Celle qui vaut cent millions sur Netflix
Bizarrement, l’an passé, lorsque le catalogue Netflix a proposé Friends, la ‘génération millenial’ la (re)découvrant s’est lancé dans des critiques assez hallucinantes, la traitant d’homophobe, grossophobe, raciste ou sexiste. Oubliant un peu vite qu’avant qu’elle ne remporte une quarantaine de prix (Emmy et Golden Globe inclus) sur plus d’une centaine de nominations, le paysage audiovisuel était nettement plus encaissé en la matière. Leurs critiques, assez rapidement retombées, n’ont pas empêché Netflix de remettre cent millions de dollars sur la table pour continuer à la diffuser en 2019…

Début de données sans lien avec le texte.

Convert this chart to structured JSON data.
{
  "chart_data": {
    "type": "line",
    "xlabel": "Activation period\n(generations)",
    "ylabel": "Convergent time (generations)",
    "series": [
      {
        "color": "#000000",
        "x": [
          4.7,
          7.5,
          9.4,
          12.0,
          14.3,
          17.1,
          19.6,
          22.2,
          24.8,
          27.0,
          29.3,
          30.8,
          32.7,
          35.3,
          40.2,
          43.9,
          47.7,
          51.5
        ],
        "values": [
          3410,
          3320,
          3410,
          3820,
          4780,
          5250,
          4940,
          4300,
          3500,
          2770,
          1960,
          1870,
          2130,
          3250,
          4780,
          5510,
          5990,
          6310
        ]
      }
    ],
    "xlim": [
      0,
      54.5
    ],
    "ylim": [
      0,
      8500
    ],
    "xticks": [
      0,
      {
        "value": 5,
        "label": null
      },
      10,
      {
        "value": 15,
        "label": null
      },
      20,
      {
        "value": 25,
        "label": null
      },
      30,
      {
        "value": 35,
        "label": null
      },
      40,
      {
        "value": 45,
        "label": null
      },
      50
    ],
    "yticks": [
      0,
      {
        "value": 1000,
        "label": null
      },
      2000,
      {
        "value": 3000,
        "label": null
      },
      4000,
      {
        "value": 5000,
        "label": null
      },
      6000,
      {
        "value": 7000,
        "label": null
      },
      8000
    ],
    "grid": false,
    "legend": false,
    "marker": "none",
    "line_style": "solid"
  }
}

En fait, le reproche principal qui serait à faire, c’est que de jeunes adultes (au fil du temps devenus des adultes en plein) qui ont parfois du mal à joindre les deux bouts puissent se payer deux appartements aussi bien torchés en plein Manhattan… Ca, et le fait qu’Elle MacPherson n’apparaisse que pour cinq épisodes. Ou Brad Pitt pour un seul, selon les goûts.